The United Nations wants to avoid a nuclear disaster in Ukraine
LEILA FADEL, HOST:
U.N. Secretary-General Antonio Guterres is in Ukraine, where he's calling for the Russian and Ukrainian armies to back away from a nuclear power plant over fears of a nuclear catastrophe.
STEVE INSKEEP, HOST:
Guterres is also looking for access. The United Nations wants to send a fact-finding mission to a Russian prison camp. Their plan is to look into the deaths of at least 50 Ukrainians there.
FADEL: For more, we turn to NPR's Frank Langfitt in Kyiv.
FRANK LANGFITT, BYLINE: Hi, Leila.
FADEL: So, Frank, what is the state of fighting around the nuclear power plant? And what are the biggest fears here?
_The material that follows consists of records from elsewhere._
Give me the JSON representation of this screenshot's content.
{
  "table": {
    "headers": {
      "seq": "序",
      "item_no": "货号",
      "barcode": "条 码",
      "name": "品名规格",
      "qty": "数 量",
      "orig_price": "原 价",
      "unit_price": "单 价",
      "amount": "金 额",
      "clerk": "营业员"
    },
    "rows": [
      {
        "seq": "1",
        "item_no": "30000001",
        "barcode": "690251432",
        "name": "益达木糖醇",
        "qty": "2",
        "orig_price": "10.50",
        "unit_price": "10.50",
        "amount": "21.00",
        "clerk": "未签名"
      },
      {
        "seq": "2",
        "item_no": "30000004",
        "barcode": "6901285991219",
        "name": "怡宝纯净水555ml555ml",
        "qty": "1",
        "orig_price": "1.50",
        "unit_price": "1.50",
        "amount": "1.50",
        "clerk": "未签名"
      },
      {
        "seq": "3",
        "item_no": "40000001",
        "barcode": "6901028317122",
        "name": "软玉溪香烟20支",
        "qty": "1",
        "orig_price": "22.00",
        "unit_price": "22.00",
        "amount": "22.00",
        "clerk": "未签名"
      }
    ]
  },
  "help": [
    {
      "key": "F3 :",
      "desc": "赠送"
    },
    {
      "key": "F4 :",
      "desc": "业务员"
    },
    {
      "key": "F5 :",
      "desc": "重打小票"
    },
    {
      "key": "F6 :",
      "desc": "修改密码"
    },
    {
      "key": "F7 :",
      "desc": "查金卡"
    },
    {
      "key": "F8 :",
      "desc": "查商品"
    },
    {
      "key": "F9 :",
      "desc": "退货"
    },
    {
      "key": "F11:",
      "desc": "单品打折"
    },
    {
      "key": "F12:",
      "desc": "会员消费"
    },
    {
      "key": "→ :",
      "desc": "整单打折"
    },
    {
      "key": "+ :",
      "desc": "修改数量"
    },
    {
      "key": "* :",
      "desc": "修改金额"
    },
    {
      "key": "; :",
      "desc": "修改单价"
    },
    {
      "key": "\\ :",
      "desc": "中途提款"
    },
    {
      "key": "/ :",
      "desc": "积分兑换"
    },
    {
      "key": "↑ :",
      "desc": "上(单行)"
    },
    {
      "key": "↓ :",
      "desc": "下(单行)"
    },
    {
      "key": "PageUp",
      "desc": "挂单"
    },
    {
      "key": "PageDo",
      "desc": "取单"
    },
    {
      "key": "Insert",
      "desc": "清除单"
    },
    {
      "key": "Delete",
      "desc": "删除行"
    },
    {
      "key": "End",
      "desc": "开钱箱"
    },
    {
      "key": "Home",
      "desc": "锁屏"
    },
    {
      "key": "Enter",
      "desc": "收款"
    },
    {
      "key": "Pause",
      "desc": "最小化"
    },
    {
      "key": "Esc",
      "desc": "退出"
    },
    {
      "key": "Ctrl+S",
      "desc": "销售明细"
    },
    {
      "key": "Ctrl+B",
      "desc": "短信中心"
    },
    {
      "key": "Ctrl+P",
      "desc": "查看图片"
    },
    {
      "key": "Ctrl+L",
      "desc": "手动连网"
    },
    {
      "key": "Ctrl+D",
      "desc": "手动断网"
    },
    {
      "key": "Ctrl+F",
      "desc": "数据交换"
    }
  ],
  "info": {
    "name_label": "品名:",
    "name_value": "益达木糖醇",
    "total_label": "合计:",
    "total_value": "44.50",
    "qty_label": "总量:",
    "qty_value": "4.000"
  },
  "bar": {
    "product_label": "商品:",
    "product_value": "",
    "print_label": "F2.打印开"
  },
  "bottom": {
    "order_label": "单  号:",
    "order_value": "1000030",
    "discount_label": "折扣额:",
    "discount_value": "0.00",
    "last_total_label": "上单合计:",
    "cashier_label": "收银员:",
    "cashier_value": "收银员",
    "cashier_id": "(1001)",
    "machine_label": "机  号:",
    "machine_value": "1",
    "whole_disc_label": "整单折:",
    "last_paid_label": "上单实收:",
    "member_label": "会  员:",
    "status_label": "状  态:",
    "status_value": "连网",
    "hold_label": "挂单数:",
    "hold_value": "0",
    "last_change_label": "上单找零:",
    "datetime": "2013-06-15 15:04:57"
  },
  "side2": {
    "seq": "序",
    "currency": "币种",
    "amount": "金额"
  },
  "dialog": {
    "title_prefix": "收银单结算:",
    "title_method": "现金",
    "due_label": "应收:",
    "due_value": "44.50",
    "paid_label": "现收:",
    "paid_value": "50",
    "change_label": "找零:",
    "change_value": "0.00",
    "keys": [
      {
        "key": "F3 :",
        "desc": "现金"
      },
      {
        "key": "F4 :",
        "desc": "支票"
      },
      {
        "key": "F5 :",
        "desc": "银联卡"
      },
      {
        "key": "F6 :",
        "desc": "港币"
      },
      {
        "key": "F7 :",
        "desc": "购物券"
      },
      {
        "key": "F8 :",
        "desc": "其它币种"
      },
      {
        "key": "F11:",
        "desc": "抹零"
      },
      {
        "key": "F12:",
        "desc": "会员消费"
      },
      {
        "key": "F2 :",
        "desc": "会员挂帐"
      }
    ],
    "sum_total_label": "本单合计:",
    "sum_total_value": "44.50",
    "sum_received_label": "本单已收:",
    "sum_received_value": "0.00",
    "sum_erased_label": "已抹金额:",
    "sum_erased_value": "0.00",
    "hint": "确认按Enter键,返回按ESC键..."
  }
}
LANGFITT: Yeah, I mean, the shelling picked up around the plant about in the last two weeks. And both sides are blaming the other, but there's no resolution to it. Russians have been in control of the plant for - since March, I think. And they've threatened even to shut it down, which could create more risks. Ukrainians are in the middle of a counteroffensive down in the south, and they're trying to take back territory. Now, the fear is that artillery could strike, you know, spent fuel there and cause radiation leak into the atmosphere. The other thing is that you could have shelling that could cut off electricity, which is, you know, crucial to cooling reactors. You could end up with a meltdown like we saw in Fukushima, in Japan, and that could force millions to evacuate.
FADEL: Wow. Now, Russia's navy cut off commercial shipping for months in the Black Sea as well. In July, the U.N. helped cut a deal where Ukrainian ships could finally start bringing out grain. Is that working?
LANGFITT: Yeah, well, so far, at least 25 ships have left Black Sea ports with grain. I have to say that's nothing like the normal volume. For the war, I was watching satellites very closely, and the Black Sea was actually full of ships coming in and out. But the hope here certainly is that it will help increase food supplies in parts of Africa and Asia where people are struggling for food. I mean, for instance, take Somalia. That country's been suffering from drought. There are eight areas at risk of entering famine as soon as next month. That's according to the U.N. And one thing that's good, though, is that as the grain is coming out of the Black Sea, prices are coming down. Overall, the wheat market is down more than 6% this week. That's the biggest fall since mid-July.
FADEL: Now, Frank, you've been in and out of Ukraine since before the war started, and now you're back in Kyiv. What's it like?
LANGFITT: It's really interesting. I'm looking out my window right now, Leila, and I can see - first of all, there's a ton of traffic right out in front of me. And there's a little traffic island, and they've just actually replanted it with flowers. There's, like, a tank trap, and then there's a little checkpoint, but there are no soldiers. And I got to be honest - other than that, you wouldn't know that the country was at war. Things really seem back to normal in Kyiv. There's a giant supermarket I go to next door. I remember back in May, I pretty much had it to myself. Yesterday, I was there - there was a line to buy alcohol, 40 people long.
LANGFITT: And I think what you're seeing is really two Ukraines here. You know, out in the east and in the south, cities badly damaged, villages empty, some of them rubble. Places here in central and west Ukraine, they feel mostly normal day to day.
FADEL: Now, next week, the war will reach its six-month mark. What's your sense of how things stand?
LANGFITT: It was really interesting. I spoke to a Zelenskyy insider this morning who said the U.S. HIMARS, these precision rockets, are making a big difference in destroying Russian ammo on the back lines. And on the other hand, down south, they don't seem to have enough well-trained soldiers to be able to mount the kind of counteroffensive they want and attack the Russians and push them back more.
FADEL: NPR's Frank Langfitt in Kyiv.